BJR is back, and it doesn't look like his mood has improved greatly, madame.
I racked my brain for a few weeks on this one, trying to find even a tenuous link between "The Garrison Commander" and food. Stress, tension and physical brutality hardly whet the appetite.
A big heavy meal was out, no doubt. The lovely Atholl Brose liqueur was just a couple of weeks ago - too soon to resort to booze again - although if there's an episode to pull the booze out, it would be this Saturday's.
And then it hit me.
So sweet, you could never eat more than one bite; so noshable you can never resist just one more piece.
Tablet is similar to fudge, but it's cooked to a higher temperature and has less fat, resulting in a crumbly, rather than a creamy, texture.
First recorded in The Scots Kitchen by F. Marian McNeill (1929), the recipe dates back to the early 18th Century. The recipe has changed over the years, calling for only sugar and cream originally, but now including butter, condensed milk and vanilla. The additions make the cooking a lot easier, and a burnt-sugar mess a lot less likely.
Tablet's sweet, slightly sandy-textured goodness is the perfect nibble to nurse as we all sit down to watch a rather intense hour of television. I'll try to remember, during the more uncomfortable bits, that I've waited years to watch this story unfold on screen...and I'm loving every minute of it.
:A crumbly, fudge-like, super-sweet candy popular across Scotland.

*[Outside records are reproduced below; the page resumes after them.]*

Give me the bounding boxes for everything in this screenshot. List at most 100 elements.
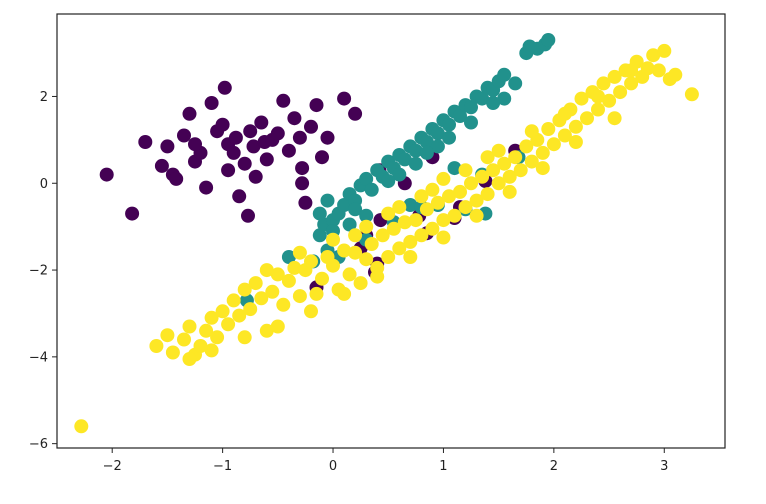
point-s1-64 — [359, 208, 374, 223]
point-s2-45 — [403, 234, 418, 249]
x-tick-label: 3 — [660, 459, 668, 474]
point-s2-116 — [491, 143, 506, 158]
point-s2-80 — [596, 76, 611, 91]
point-s1-62 — [430, 139, 445, 154]
point-s0-7 — [177, 128, 191, 143]
point-s2-36 — [353, 276, 368, 291]
point-s2-91 — [657, 43, 672, 58]
point-s2-9 — [204, 310, 219, 325]
point-s2-75 — [568, 119, 583, 134]
point-s2-102 — [370, 269, 385, 284]
point-s2-76 — [574, 91, 589, 106]
point-s2-2 — [160, 328, 175, 343]
point-s2-23 — [281, 273, 296, 288]
y-tick-label: −2 — [29, 264, 48, 279]
point-s1-50 — [508, 76, 523, 91]
point-s0-8 — [182, 106, 197, 121]
point-s2-44 — [397, 215, 412, 230]
point-s2-112 — [359, 219, 374, 234]
point-s1-49 — [497, 67, 512, 82]
point-s0-17 — [226, 145, 241, 160]
point-s2-109 — [259, 263, 274, 278]
point-s2-115 — [458, 163, 473, 178]
point-s0-21 — [243, 124, 258, 139]
point-s0-39 — [337, 91, 352, 106]
point-s2-77 — [580, 111, 594, 126]
point-s1-24 — [359, 171, 374, 186]
x-tick-label: −1 — [213, 459, 232, 474]
point-s0-33 — [295, 176, 310, 191]
point-s2-98 — [502, 184, 517, 199]
point-s0-29 — [276, 93, 291, 108]
point-s2-124 — [381, 206, 396, 221]
point-s0-24 — [254, 115, 269, 130]
point-s0-38 — [320, 130, 335, 145]
point-s2-79 — [591, 102, 605, 117]
point-s0-43 — [241, 208, 255, 223]
point-s2-125 — [348, 228, 363, 243]
point-s0-1 — [125, 206, 140, 221]
point-s2-5 — [182, 319, 197, 334]
point-s2-53 — [447, 208, 462, 223]
point-s2-1 — [149, 339, 164, 353]
point-s2-41 — [381, 250, 396, 264]
point-s2-56 — [464, 176, 478, 191]
point-s1-16 — [312, 206, 327, 221]
point-s1-39 — [442, 117, 456, 132]
point-s1-41 — [453, 109, 467, 123]
point-s2-52 — [442, 189, 456, 204]
point-s2-97 — [535, 161, 550, 176]
y-axis: −6 −4 −2 0 2 — [29, 90, 57, 452]
point-s1-67 — [486, 96, 501, 110]
point-s0-37 — [315, 150, 329, 165]
point-s0-42 — [188, 137, 202, 152]
point-s0-31 — [287, 111, 302, 126]
points-layer — [74, 33, 699, 434]
point-s1-8 — [403, 198, 418, 212]
point-s1-1 — [281, 250, 296, 264]
point-s2-59 — [480, 187, 495, 202]
point-s2-40 — [375, 228, 390, 243]
point-s0-44 — [295, 161, 310, 176]
point-s2-114 — [425, 182, 440, 197]
point-s2-42 — [386, 221, 401, 236]
point-s2-27 — [304, 254, 318, 269]
point-s2-105 — [270, 319, 285, 334]
point-s2-61 — [491, 176, 506, 191]
series-2 — [74, 43, 699, 434]
point-s2-122 — [436, 171, 451, 186]
point-s2-11 — [215, 304, 230, 319]
point-s0-28 — [270, 126, 285, 141]
point-s0-22 — [246, 139, 261, 154]
x-tick-label: 1 — [439, 459, 447, 474]
x-axis: −2 −1 0 1 2 3 — [103, 448, 668, 474]
point-s2-108 — [182, 352, 197, 366]
point-s2-111 — [326, 232, 340, 247]
point-s0-6 — [169, 171, 184, 186]
point-s2-18 — [254, 291, 269, 306]
point-s2-12 — [221, 317, 236, 332]
point-s2-29 — [315, 271, 329, 286]
point-s1-68 — [381, 174, 396, 189]
point-s1-60 — [392, 167, 407, 182]
point-s1-69 — [419, 145, 434, 160]
point-s0-4 — [160, 139, 175, 154]
point-s2-21 — [270, 267, 285, 282]
point-s2-88 — [640, 61, 655, 76]
point-s1-3 — [312, 228, 327, 243]
point-s0-23 — [248, 169, 263, 184]
point-s0-12 — [204, 96, 219, 110]
point-s1-66 — [464, 115, 478, 130]
point-s2-89 — [646, 48, 661, 63]
point-s0-26 — [259, 152, 274, 167]
point-s0-30 — [281, 143, 296, 158]
point-s2-121 — [480, 150, 495, 165]
y-tick-label: 0 — [40, 177, 48, 192]
point-s2-70 — [541, 122, 556, 136]
point-s1-54 — [541, 33, 556, 47]
point-s2-20 — [265, 284, 280, 299]
point-s2-117 — [524, 124, 539, 139]
point-s2-16 — [243, 302, 258, 317]
point-s2-50 — [430, 195, 445, 210]
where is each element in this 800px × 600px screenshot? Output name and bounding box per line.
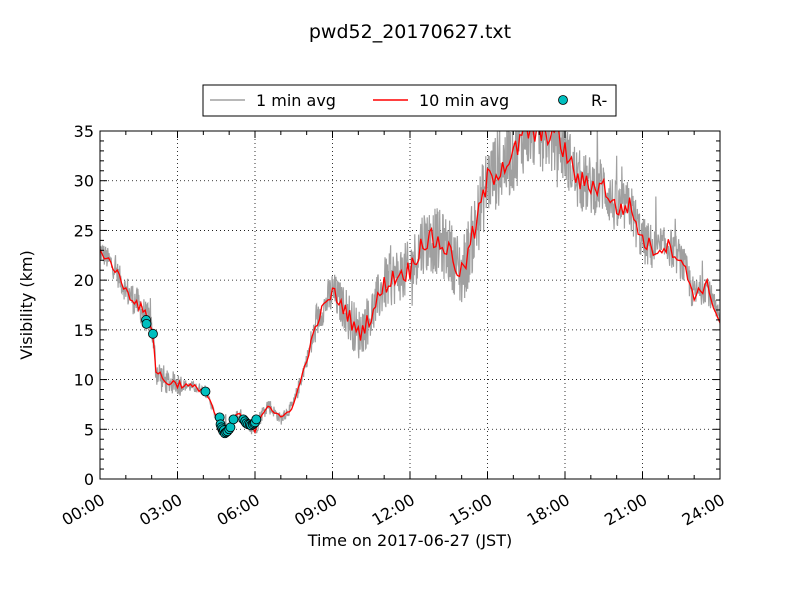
- y-axis-label: Visibility (km): [17, 250, 36, 359]
- legend: 1 min avg 10 min avg R-: [202, 84, 617, 117]
- x-tick-label: 09:00: [291, 490, 340, 530]
- rain-marker: [200, 386, 211, 397]
- x-tick-label: 21:00: [601, 490, 650, 530]
- x-tick-label: 24:00: [679, 490, 728, 530]
- y-tick-label: 20: [74, 271, 94, 290]
- legend-frame: [202, 84, 617, 117]
- y-tick-label: 25: [74, 221, 94, 240]
- x-tick-label: 18:00: [524, 490, 573, 530]
- y-tick-label: 35: [74, 122, 94, 141]
- rain-marker: [148, 328, 158, 339]
- x-axis-label: Time on 2017-06-27 (JST): [307, 531, 512, 550]
- x-tick-labels: 00:00 03:00 06:00 09:00 12:00 15:00 18:00 21:00…: [59, 490, 728, 530]
- series-rain-markers: [141, 315, 262, 439]
- y-tick-label: 0: [84, 470, 94, 489]
- x-tick-label: 00:00: [59, 490, 108, 530]
- line-10min-avg: [100, 131, 720, 435]
- axis-ticks: [99, 130, 721, 480]
- y-tick-label: 5: [84, 420, 94, 439]
- chart-title: pwd52_20170627.txt: [309, 21, 511, 43]
- y-tick-label: 30: [74, 172, 94, 191]
- rain-marker: [141, 318, 152, 329]
- x-tick-label: 15:00: [446, 490, 495, 530]
- legend-label-rain: R-: [591, 91, 607, 110]
- y-tick-labels: 0 5 10 15 20 25 30 35: [74, 122, 94, 489]
- y-tick-label: 15: [74, 321, 94, 340]
- y-tick-label: 10: [74, 371, 94, 390]
- series-10min-avg: [100, 131, 720, 435]
- rain-marker: [228, 414, 239, 425]
- legend-label-10min: 10 min avg: [419, 91, 509, 110]
- x-tick-label: 06:00: [214, 490, 263, 530]
- legend-marker-rain: [558, 95, 568, 105]
- x-tick-label: 03:00: [136, 490, 185, 530]
- legend-label-1min: 1 min avg: [256, 91, 336, 110]
- rain-marker: [251, 414, 262, 425]
- x-tick-label: 12:00: [369, 490, 418, 530]
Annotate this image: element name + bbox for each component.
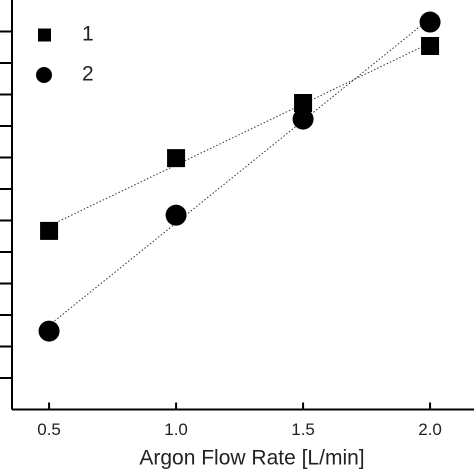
x-tick-label: 0.5	[37, 420, 61, 439]
legend-label: 2	[82, 63, 94, 86]
x-tick-label: 2.0	[418, 420, 442, 439]
data-point	[292, 108, 314, 130]
legend-marker	[36, 67, 52, 83]
data-point	[40, 221, 59, 240]
data-point	[165, 204, 187, 226]
data-point	[38, 320, 60, 342]
trend-line	[48, 42, 431, 227]
x-tick-label: 1.0	[164, 420, 188, 439]
x-axis-label: Argon Flow Rate [L/min]	[139, 447, 364, 470]
data-point	[419, 11, 441, 33]
data-point	[167, 149, 186, 168]
x-tick-label: 1.5	[291, 420, 315, 439]
legend-label: 1	[82, 23, 94, 46]
legend-marker	[38, 28, 51, 42]
data-point	[421, 36, 440, 55]
data-point	[294, 94, 313, 113]
trend-line	[48, 17, 431, 326]
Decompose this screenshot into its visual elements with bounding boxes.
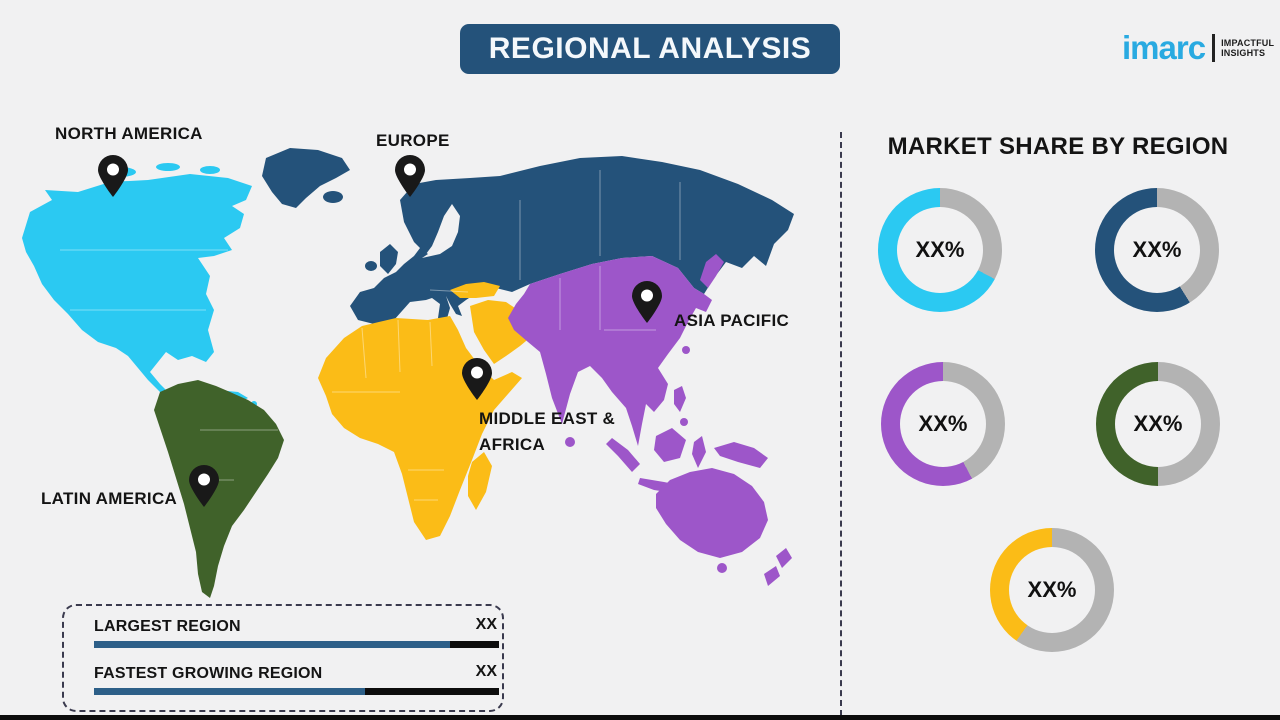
donut-asia-pacific: XX% — [881, 362, 1005, 486]
page-title: REGIONAL ANALYSIS — [488, 32, 812, 65]
region-latin-america — [154, 380, 284, 598]
stat-bar-rest — [365, 688, 499, 695]
stat-row-largest-region: LARGEST REGION XX — [94, 616, 499, 648]
brand-logo: imarc IMPACTFUL INSIGHTS — [1122, 28, 1274, 68]
brand-wordmark: imarc — [1122, 29, 1206, 66]
donut-north-america: XX% — [878, 188, 1002, 312]
pin-latin-america — [189, 465, 219, 507]
stat-bar-rest — [450, 641, 499, 648]
pin-middle-east-africa — [462, 358, 492, 400]
page-title-banner: REGIONAL ANALYSIS — [460, 24, 840, 74]
label-europe: EUROPE — [376, 131, 450, 150]
pin-north-america — [98, 155, 128, 197]
donut-middle-east-africa: XX% — [990, 528, 1114, 652]
logo-tagline-line1: IMPACTFUL — [1221, 38, 1275, 48]
stat-value: XX — [475, 616, 497, 633]
label-north-america: NORTH AMERICA — [55, 124, 203, 143]
stat-value: XX — [475, 663, 497, 680]
label-mea-line2: AFRICA — [479, 435, 546, 454]
label-latin-america: LATIN AMERICA — [41, 489, 178, 508]
stat-bar-fill — [94, 641, 451, 648]
donut-europe: XX% — [1095, 188, 1219, 312]
label-middle-east-africa: MIDDLE EAST & AFRICA — [479, 406, 639, 458]
panel-divider — [840, 132, 842, 716]
logo-divider — [1212, 34, 1216, 62]
stat-label: LARGEST REGION — [94, 618, 241, 635]
region-europe — [262, 148, 794, 324]
pin-europe — [395, 155, 425, 197]
label-mea-line1: MIDDLE EAST & — [479, 409, 616, 428]
region-stats-box: LARGEST REGION XX FASTEST GROWING REGION… — [62, 604, 504, 712]
donut-value: XX% — [1132, 237, 1182, 262]
stat-row-fastest-growing: FASTEST GROWING REGION XX — [94, 663, 499, 695]
bottom-rule — [0, 715, 1280, 720]
region-north-america — [22, 163, 257, 407]
stat-bar — [94, 641, 499, 648]
region-asia-pacific — [508, 254, 792, 586]
logo-tagline: IMPACTFUL INSIGHTS — [1221, 38, 1274, 58]
pin-asia-pacific — [632, 281, 662, 323]
stat-label: FASTEST GROWING REGION — [94, 665, 323, 682]
donut-value: XX% — [1133, 411, 1183, 436]
label-asia-pacific: ASIA PACIFIC — [674, 311, 790, 330]
stat-bar-fill — [94, 688, 366, 695]
donut-value: XX% — [918, 411, 968, 436]
donut-value: XX% — [915, 237, 965, 262]
market-share-title: MARKET SHARE BY REGION — [887, 133, 1229, 160]
stat-bar — [94, 688, 499, 695]
donut-latin-america: XX% — [1096, 362, 1220, 486]
donut-value: XX% — [1027, 577, 1077, 602]
logo-tagline-line2: INSIGHTS — [1221, 48, 1266, 58]
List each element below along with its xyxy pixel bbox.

Yield: approx 10 dozen 1" pieces
- Sugar - 5 Cups
- Milk - ½ Cup
- Butter, cubed - ½ Cup
- Sweetened Condensed Milk - 1 Can (15oz/300ml)
- Vanilla - 1 tsp
Read all instructions through twice. Remove children, pets and anything else that may get underfoot in the next hour. Candy making involves boiling molten sugar for an extended period and is DANGEROUS. Use a long handled wooden spoon to stir and avoid splatters.
Heavily butter a 13” x 9” glass or metal pan.
Mix together sugar and milk in a large saucepan until all sugar is dampened. Stir in butter and condensed milk. Heat over medium, stirring constantly, until mixture boils, 10-20 minutes.
Once boiling, reduce heat to medium-low and simmer, stirring occasionally to prevent scorching, until mixture is 240° F (soft-ball stage) and a rich butterscotch colour, 10-25 minutes. Remove from heat and stir in vanilla.
Beat tablet with a handheld electric mixer on medium speed until it thickens, but is still pourable, 5-7 minutes. Alternatively, beat vigorously with wooden spoon for 10-15 minutes. (Your mixing arm will not be happy.)
Pour into prepared pan and cool overnight, to allow it to dry slightly. Cut into squares. Store in airtight tin.
Pairs very well with the single malt of your choice, or a tall glass of milk.
- Fill a bowl with ice water and keep it by the stove. If an accident or spill happens, plunge your affected area into the bowl and keep it there for 3 minutes. This will greatly reduce the burn -- trust me, I know all about it.
- I’ve included a wide range of times in this recipe. Everybody’s experience with this recipe (and candy-making in general) will be different. We all have different stoves, with differing medium heats. Differences in pans and humidity, etc. can also change timing.
- Beating the tablet is essential to form sugar crystals that are big enough to set, but small enough to still pour from the pan. Beat it until it has thickened, but stop before gritty lumps form.
- Sure, you could replace the vanilla with whisky, but unless you add a couple of tablespoons, you probably won't taste it. I prefer my whisky in a glass.